Svarthamaren Mountain is a prominent ice-free mountain or large nunatak on the east side of the mouth of Vestreskorve Glacier in the Muhlig-Hofmann Mountains of Queen Maud Land, Antarctica. It was mapped from surveys and aerial photographs by the Norwegian Antarctic Expedition (1956–60) and named Svarthamaren ("black cliff").

==Birds==
The nunatak supports the largest known seabird colony in Antarctica. Over 250,000 pairs of Antarctic petrels nest there annually, with about 500,000 non-breeding birds also present during the breeding season.
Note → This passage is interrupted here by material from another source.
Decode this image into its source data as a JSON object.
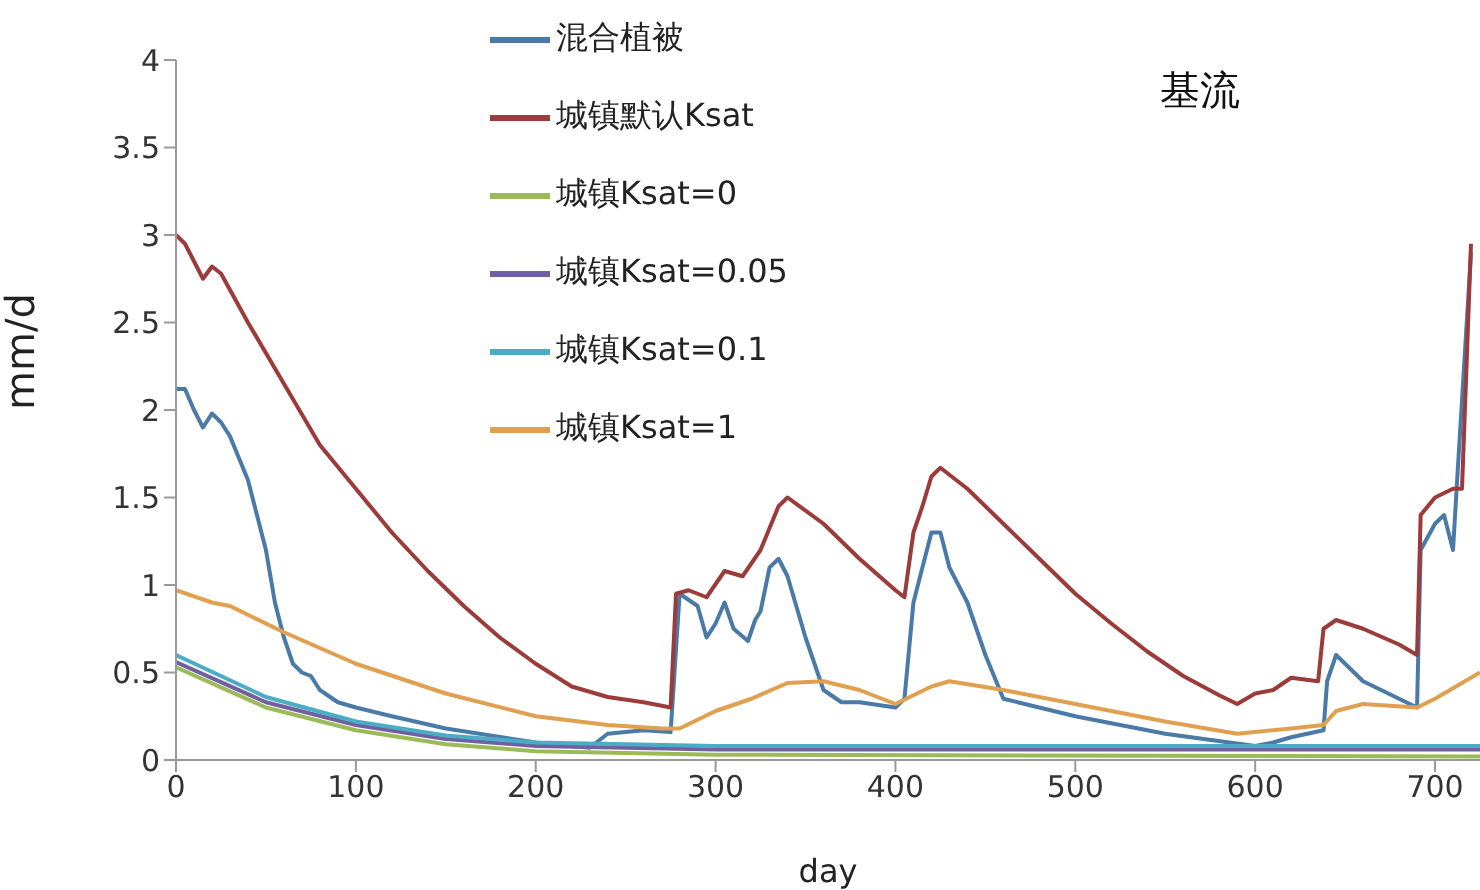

Other birds breeding at the site include snow petrels (up to 1000 pairs) and south polar skuas (about 80 pairs). The site is protected under the Antarctic Treaty System as Antarctic Specially Protected Area (ASPA) No.142. The 751 ha site, covering an altitude range of 1600–2100 m, has also been designated an Important Bird Area (IBA) by BirdLife International because of its seabird colonies. During the 2021/2022 breeding season in December and January, extreme snow storm activity led to an almost complete absence of breeding Antarctic petrels, snow petrels and south polar skuas in Svarthamaren Mountain (71° 54’S, 5° 10’ E) and Jutulsessen (72° 3’S, 2°40’E), two of the world's largest Antarctic petrel colonies.